TORONTO—One of the most progressive films at the Toronto International Film Festival this year was a National Film Board of Canada documentary, This Is Not a Movie, celebrating the work of lifelong foreign correspondent Robert Fisk. For more than 40 years, he’s reported on some of the most violent and divisive conflicts in the world. Canadian director Yung Chang captures Fisk in action—being escorted through the war terrain of Syria, with pad and pencil in hand, gathering facts to send back to his millions of readers.
In Syria, he writes from the government side, allowing him privileged access that few Western reporters get or want. “In his relentless pursuit of the facts, Fisk has attracted his share of controversy. But in an era of fake news, when journalists are dubbed the “enemies of the people,” Fisk’s resolve to document reality has become “an obsessive war to speak the truth” a description offered by the film’s PR team.
Fisk is a hardened journalist and expert on Middle East conflicts, which he has covered for decades. The difference in his reports is that they come from personal accounts. He’s not one to sit in his comfortable office and search the Internet for his material. He’s out there seeing war and death, searching for the truth and refusing to be bought by Western ambitions of empire. You can see his writings on the Independent website.
He resides in Beirut, Lebanon, a country that is now also becoming a difficult place to live. His analyses of the struggles there are unique and deep. He received the British Press Awards’ International Journalist of the Year seven times, and twice won its “Reporter of the Year” award. He is the only Western reporter to have interviewed Osama bin Laden—three times (1993-1997)!
“After the allied victory of 1918, at the end of my father’s war, the victors divided up the lands of their former enemies,” Fisk reminds us of history. “In the space of just seventeen months, they created the borders of Northern Ireland, Yugoslavia and most of the Middle East. And I have spent my entire career—in Belfast and Sarajevo, in Beirut and Baghdad—watching the people within those borders burn.”
Fisk offers choice insights: “The best definition of journalism I have heard: To challenge authority—all authority—especially so when governments and politicians take us to war, when they have decided that they will kill and others will die.”
In a talk between Fisk and the director, Chang tells of the project’s beginning. “Let’s make a film about journalism, with Fisk as the subject.” He had known and respected his writings for years. Fisk said he had no apprehensions to make another doc although he fell out with the director of a previous film. He wanted to “test this director who was unfamiliar with the region. I thought maybe it would be a distinct advantage that Chang was an outsider. I was impressed that Chang didn’t come to tell people what he thought was going on, rather he asked serious questions with an open mind.”
Fisk admits he’s not an emotional person. He reports soberly and objectively. “Not to weep but to report. You can’t report tragedy when you’re having a mental breakdown.
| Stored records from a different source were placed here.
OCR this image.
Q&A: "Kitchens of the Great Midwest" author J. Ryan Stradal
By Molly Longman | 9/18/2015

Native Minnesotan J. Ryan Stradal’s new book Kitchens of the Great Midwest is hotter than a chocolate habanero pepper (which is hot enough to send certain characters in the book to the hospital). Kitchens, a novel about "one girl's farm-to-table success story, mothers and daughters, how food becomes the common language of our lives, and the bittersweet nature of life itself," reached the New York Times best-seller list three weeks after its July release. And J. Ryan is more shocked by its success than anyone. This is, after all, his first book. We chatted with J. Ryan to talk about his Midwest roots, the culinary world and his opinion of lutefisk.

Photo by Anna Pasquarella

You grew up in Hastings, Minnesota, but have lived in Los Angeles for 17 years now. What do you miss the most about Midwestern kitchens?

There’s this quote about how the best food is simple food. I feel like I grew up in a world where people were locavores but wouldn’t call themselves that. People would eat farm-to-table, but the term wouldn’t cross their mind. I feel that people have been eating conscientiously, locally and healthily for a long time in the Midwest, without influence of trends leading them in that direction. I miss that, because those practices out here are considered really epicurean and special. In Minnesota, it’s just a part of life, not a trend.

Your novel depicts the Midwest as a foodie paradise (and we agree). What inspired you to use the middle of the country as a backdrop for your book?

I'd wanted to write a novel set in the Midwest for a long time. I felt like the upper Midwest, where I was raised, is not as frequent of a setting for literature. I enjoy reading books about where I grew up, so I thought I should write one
You take on board so much depth and horror that you can’t afford to get personally involved.” But he does get angered when he sees lies.
In their talk they discussed how journalism is changing. The rise of citizen journalism and cellphone videos is an indicator of the changing world of how we receive news. You can get facts straight from the conflict, rather than have a journalist. Fisk is impressed with the technology, but feels it still doesn’t necessarily provide all the facts, the full story, the other side. Like “where are the armed men?” In Syria, where are the films of the militant jihadis that have attacked towns and villages, destroyed the infrastructure and killed tens of thousands of civilians and government forces? Like all wars, there are many sides and much information not reported.
Fisk’s “role is to interpret and translate as honestly and truthfully. I never uses the word ‘fake news.’ That’s what used to be called ‘made-up stories.’ It’s a White House invention.” Because of the new technology, and the way most journalists fawn before leaders and unquestioningly accept the main line, you have to question the propaganda and challenge the massive piles of social media stories.
Fisk’s approach is always to follow the money. He’s fascinated by tracking weaponry. “Who sells? Who buys?” In the film he tracks some shell casings in Syria back to a Bosnian arms shipper who sells through Saudi Arabia, which supplies most of the deadly weapons funded by the United States government.
In a Q&A following the screening, Fisk replies to the question “Are you an optimist for the future of journalism?” by answering No. Part of his long reply includes these truisms and suggestions, “There is no peace process between Israel and Palestinians. Stop talking about ‘democracy’ and talk about ‘justice.’ The Middle East doesn’t have justice. The Egyptian Arab Spring was for justice. There is lack of education in the Arab world.” The film provides a humanist education from an award-winning writer who has dedicated his life searching for the truth. It will be released in spring of 2020.